For those not doing PSLF and planning to ride IDR for 20–25 years until taxable forgiveness kicks in, there’s another mistake: ignoring the “tax bomb.”

Quick version:

  • After 20–25 years on certain IDR plans, remaining balance is forgiven.
  • Under current law (subject to change, always check), that forgiven amount may be treated as taxable income at the end of the term (except under PSLF).
  • If you do not plan for this, you can end up with a giant surprise tax bill right when you thought you were finally free.

Low-paying specialties that stay in community or private settings and don’t qualify for PSLF often rely on this path. That’s fine. But pretending the tax issue doesn’t exist is not.

What you should be doing:

  • Running estimates of your projected forgiven amount
  • Setting up a separate “tax bomb” investment account and contributing regularly
  • Investing that account reasonably aggressively since your time horizon is 20+ years

If you don’t? You just shift the pain from your 30s to your 50s. That’s not a win.


10. Believing “Money Doesn’t Matter, I’m Doing It for the Patients”

I’ll say this carefully: that idealism is how people get exploited.

You can deeply care about patients and still refuse to financially sabotage your own life. These are not mutually exclusive.

The problem is not the sentiment. It’s how that sentiment gets weaponized against you:

  • “Take this underpaid job, you’re helping the underserved.”
  • “Don’t worry about loans, you’ll manage somehow.”
  • “You’re not in it for the money, right?”

No. You’re not in it primarily for the money. But you also need:

  • A stable home
  • A shot at retirement before 75
  • Freedom to say no to toxic jobs

The fastest way to burn out in a low-paying specialty is to add financial anxiety to emotional exhaustion. Loans are a controllable part of that.

Refuse to play the martyr with your money.


Quick Recap: The Big Things Not to Screw Up

To keep low-paying specialties from becoming financially brutal, you need to avoid these:

  1. Planning your loans and lifestyle as if you’ll earn $500k+
    Anchor everything to your likely actual income, not a fantasy subspecialty.

  2. Letting interest run wild with forbearance and no IDR during training
    You cannot afford to ignore interest accrual. Get on IDR early and use PSLF if it fits.
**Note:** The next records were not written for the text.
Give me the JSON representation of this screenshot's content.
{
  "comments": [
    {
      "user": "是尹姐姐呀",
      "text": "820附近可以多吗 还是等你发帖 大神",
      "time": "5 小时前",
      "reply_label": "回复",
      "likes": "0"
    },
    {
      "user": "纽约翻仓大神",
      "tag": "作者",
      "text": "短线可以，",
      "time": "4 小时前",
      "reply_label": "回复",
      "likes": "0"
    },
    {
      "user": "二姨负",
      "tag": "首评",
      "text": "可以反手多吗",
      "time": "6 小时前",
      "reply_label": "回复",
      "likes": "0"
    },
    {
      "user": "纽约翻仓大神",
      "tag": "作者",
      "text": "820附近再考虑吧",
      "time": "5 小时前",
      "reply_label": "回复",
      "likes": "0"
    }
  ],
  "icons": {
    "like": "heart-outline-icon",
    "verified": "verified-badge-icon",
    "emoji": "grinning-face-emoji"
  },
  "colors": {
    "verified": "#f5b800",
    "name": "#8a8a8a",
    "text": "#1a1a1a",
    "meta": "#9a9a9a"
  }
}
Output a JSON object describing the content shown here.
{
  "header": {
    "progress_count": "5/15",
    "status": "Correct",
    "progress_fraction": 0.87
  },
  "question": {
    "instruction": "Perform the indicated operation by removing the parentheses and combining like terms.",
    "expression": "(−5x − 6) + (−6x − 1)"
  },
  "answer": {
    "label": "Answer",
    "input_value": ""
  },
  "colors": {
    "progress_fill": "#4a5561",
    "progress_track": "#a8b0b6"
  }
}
  3. Killing PSLF or federal protections too early with private refinancing or sloppy planning
    Once you refinance, federal safety nets are gone. Don’t do this casually.

If you dodge just those three mistakes, you’ve already made your financial life as a pediatrician, family doc, psychiatrist, or geriatrician drastically less punishing. The work will still be hard. The pay will still be lower than it should be. But you won’t be crushed by avoidable loan decisions on top of it.